In-flight DBATs

Bharath Nunepalli

In-flight DBATs

We had a Production issue, caused due to hung DBATs.

Application team killed a job after running over 2 hours. DBAT remained active even after the job got killed though.

I tried to kill the thread, but that didn’t work. Finally, Systems DBA restarted the DB2 instance and that cleared the thread (shown as inflight in MSTR log).

We are trying to understand the reason for these hung threads. I attached the DBAT zparms values we are using (if that helps).

 

Can someone please provide some insight into this? Also, is there any Red Book or IBM online resource that explains the DB2 restart process?

 

Thanks.

Attachments

  • DBAT zparms.txt (2.1k)

Avram Friedman

RE: In-flight DBATs
(in response to Bharath Nunepalli)

The word KILL raises alarms.
What do you mean by that?

KILL usually suggests get rid of at all costs
A willingness to IPL if things don't work.

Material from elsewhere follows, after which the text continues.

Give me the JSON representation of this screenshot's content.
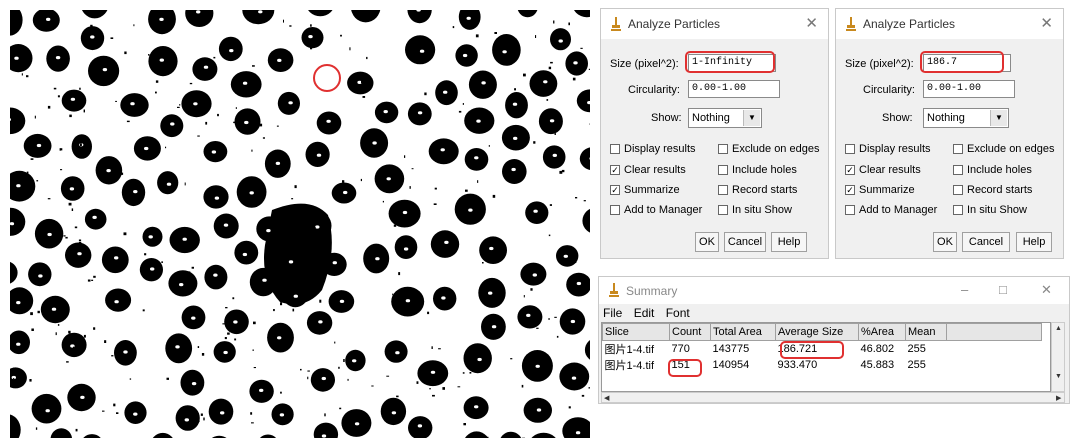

The authority to KILL is highly restricted in most shops.
Even in James Bond movies the license to kill is restricted to no more than 10.

Avram Friedman
DB2-L hall of fame contributer
DB2-L acting administrator

[login to unmask email]

Bharath Nunepalli

RE: In-flight DBATs
(in response to Avram Friedman)

Kill means issuing -CAN THREAD(thread number) command

Venkat Srinivasan

RE: In-flight DBATs
(in response to Bharath Nunepalli)

The admin guide documents what happens during restart after termination. It is probably too late to guess. It is likely that it was rolling back.

During restart threads identified in in-flight must be backed out to the last commit. What you say as 'hung' may be a delay in backout processing involving tape mounts / recall of migrated datasets etc. Sometimes code defects can cause hang wait scenario.

Before forcing the system if you had a dump, then that would be helpful for support to get to root cause.

The zparms of relevance that control the backout processing will be blackout and backodur. Both are explained neatly in installation guide.

Venkat
 
In Reply to Bharath Nunepalli:

We had a Production issue, caused due to hung DBATs.

Application team killed a job after running over 2 hours. DBAT remained active even after the job got killed though.

I tried to kill the thread, but that didn’t work. Finally, Systems DBA restarted the DB2 instance and that cleared the thread (shown as inflight in MSTR log).

We are trying to understand the reason for these hung threads. I attached the DBAT zparms values we are using (if that helps).

 

Can someone please provide some insight into this? Also, is there any Red Book or IBM online resource that explains the DB2 restart process?

 

Thanks.